Provoking questions: Artist Steven Rhall’s Billboard
Mildura Arts Centre is pleased to support First Nations artist Steven Rhall’s public artwork at 52 Seventh Street, Mildura. His billboard Ideas of First Nations art practice and late capitalism is on display from 19 March until 5 June 2022.
Featured artist: Steven Rhall
Curated by Jenna Rain Warwick, Ideas of First Nations art practice and late capitalism, a public roadside artwork by Steven Rhall draws on both its location and the socio-political context of roadside adverts. Indicative of his practice at large, Rhall’s reinterpretation of the roadside advertisement aesthetic questions the commodification of art and the way it can both appropriate and legitimise First Nations practice.
A Taungurung artist and the face of his own billboard, Rhall places himself at the centre of these questions. In character as a savvy salesperson with a questionable smile and suit, Rhall invites the audience to reckon with the context and meaning of contemporary art. Simultaneously vague and self-assured, the billboard asks a simple question: ‘Aboriginal Art?’ In a nod to sleazy sales tropes, the billboard boldly answers its own question, declaring that Aboriginal art is just a phone call away at ‘(1800) Authentic’. The economics and politics surrounding First Nations art, and the way in which this shapes the art and its audience, is at the crux of Rhall’s work. Whether or not audiences are familiar with Rhall’s subversive practice, Ideas of First Nation art practice and late capitalism will leave passers-by with questions, igniting introspection long after their car ride is finished.

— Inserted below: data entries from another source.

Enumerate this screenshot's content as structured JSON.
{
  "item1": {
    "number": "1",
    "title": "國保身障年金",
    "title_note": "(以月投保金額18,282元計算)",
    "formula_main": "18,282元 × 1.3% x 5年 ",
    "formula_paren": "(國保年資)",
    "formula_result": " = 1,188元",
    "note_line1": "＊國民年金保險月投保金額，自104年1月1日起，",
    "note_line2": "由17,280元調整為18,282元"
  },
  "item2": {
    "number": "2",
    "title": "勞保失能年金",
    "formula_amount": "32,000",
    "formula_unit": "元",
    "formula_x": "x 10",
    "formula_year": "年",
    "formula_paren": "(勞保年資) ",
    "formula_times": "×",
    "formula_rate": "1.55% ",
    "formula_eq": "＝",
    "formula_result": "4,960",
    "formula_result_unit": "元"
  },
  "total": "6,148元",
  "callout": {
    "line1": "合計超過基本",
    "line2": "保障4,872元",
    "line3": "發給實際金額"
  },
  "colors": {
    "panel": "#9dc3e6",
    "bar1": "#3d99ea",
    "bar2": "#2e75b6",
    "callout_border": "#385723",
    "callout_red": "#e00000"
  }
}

Steven Rhall a proud Taungurung man says “To begin with, this artwork takes the location and context of its display as a billboard as a primary source of inspiration. In my art practice, I often play with the contributing factors thought to be ‘presenting’ the work of art, often taking them on as part of the artwork. The aesthetic of my artwork takes on what I see as the sometime bold and declarative highway billboard aesthetic, quickly assessing itself before the audience has driven by. This brings forth the question ‘Is this billboard Aboriginal Art, and further what is or could be Aboriginal Art at this point in history?’ I feel my concept boldly declares my expression as both an artist and Taungurung person. I hope it inspires its audience the creative possibilities of artistic and cultural expression within First Nations art practice and potentially themselves.”
The curator Jenna Rain Warwick says “I love Steven Rhall’s new billboard, it really involves passers-by, inviting them to decide what is real. His use of humour and irony to explore complex themes is poignant as the late Bell Hooks writes ‘we cannot have a meaningful revolution without humour’. “
This is the second of three regional Victorian public art billboards, a project by NETS Victoria that partners First Nations artists with regional galleries to commission roadside billboards.